= Leaky gut syndrome =

Hypothetical medical condition

Leaky gut syndrome is a hypothetical and medically unrecognized condition that is distinct from the scientific phenomenon of increased intestinal permeability commonly known as "leaky gut". Claims for the existence of "leaky gut syndrome" as a distinct medical condition come mostly from nutritionists and practitioners of alternative medicine. Proponents claim that a "leaky gut" causes chronic inflammation throughout the body that results in a wide range of conditions, including myalgic encephalomyelitis/chronic fatigue syndrome, rheumatoid arthritis, lupus, migraines, multiple sclerosis, and autism. There is little evidence to support this hypothesis.

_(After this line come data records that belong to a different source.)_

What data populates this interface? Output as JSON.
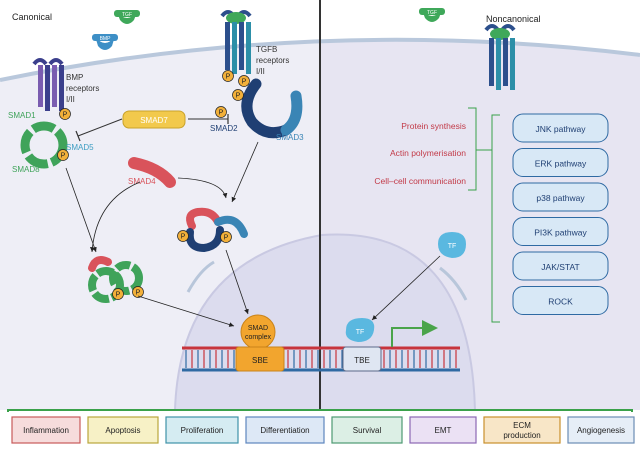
{
  "sections": {
    "canonical": "Canonical",
    "noncanonical": "Noncanonical"
  },
  "ligands": {
    "tgf_left": "TGF",
    "bmp": "BMP",
    "tgf_right": "TGF"
  },
  "receptors": {
    "bmp_line1": "BMP",
    "bmp_line2": "receptors",
    "bmp_line3": "I/II",
    "tgfb_line1": "TGFB",
    "tgfb_line2": "receptors",
    "tgfb_line3": "I/II"
  },
  "smads": {
    "smad1": "SMAD1",
    "smad5": "SMAD5",
    "smad8": "SMAD8",
    "smad7": "SMAD7",
    "smad2": "SMAD2",
    "smad3": "SMAD3",
    "smad4": "SMAD4"
  },
  "phospho": "P",
  "complex": {
    "line1": "SMAD",
    "line2": "complex"
  },
  "dna": {
    "sbe": "SBE",
    "tbe": "TBE",
    "tf_nuclear": "TF",
    "tf_cyto": "TF"
  },
  "processes": [
    "Protein synthesis",
    "Actin polymerisation",
    "Cell–cell communication"
  ],
  "pathways": [
    "JNK pathway",
    "ERK pathway",
    "p38 pathway",
    "PI3K pathway",
    "JAK/STAT",
    "ROCK"
  ],
  "outcomes": [
    {
      "label": "Inflammation",
      "fill": "#f6dcdc",
      "stroke": "#c95a5a"
    },
    {
      "label": "Apoptosis",
      "fill": "#f7f1c6",
      "stroke": "#b9a63c"
    },
    {
      "label": "Proliferation",
      "fill": "#d5ecf2",
      "stroke": "#3f93a8"
    },
    {
      "label": "Differentiation",
      "fill": "#dde8f6",
      "stroke": "#5d86bf"
    },
    {
      "label": "Survival",
      "fill": "#dcefe5",
      "stroke": "#4d9a72"
    },
    {
      "label": "EMT",
      "fill": "#ebe1f4",
      "stroke": "#8b68b3"
    },
    {
      "label": "ECM production",
      "fill": "#f8e6c7",
      "stroke": "#c98f2c"
    },
    {
      "label": "Angiogenesis",
      "fill": "#e6eef7",
      "stroke": "#6c8db5"
    }
  ],
  "colors": {
    "left_bg": "#eeeef6",
    "right_bg": "#e7e5f2",
    "nucleus": "#dcdcee",
    "membrane": "#b9c8dc",
    "pathway_fill": "#d8e8f6",
    "pathway_stroke": "#2f6aa3",
    "process_text": "#c23a48",
    "bracket": "#3aa14a"
  }
}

Stephen Barrett has described "leaky gut syndrome" as a fad diagnosis and says that its proponents use the alleged condition as an opportunity to sell a number of alternative-health remedies – including diets, herbal preparations, and dietary supplements. Promoters of pseudoscience have claimed that the passage of proteins through a "leaky" gut is the cause of autism. Evidence for claims that a leaky gut causes autism is weak and conflicting.

Advocates tout various treatments for "leaky gut syndrome", such as dietary supplements, probiotics, herbal remedies, gluten-free foods, and low-FODMAP, low-sugar, and/or antifungal diets, but there is little evidence that the treatments offered are of benefit.
None have been adequately tested to determine whether they are safe and effective for this purpose. The UK National Institute for Health and Care Excellence (NICE) does not recommend the use of any special diets to manage the main symptoms of autism or leaky gut syndrome.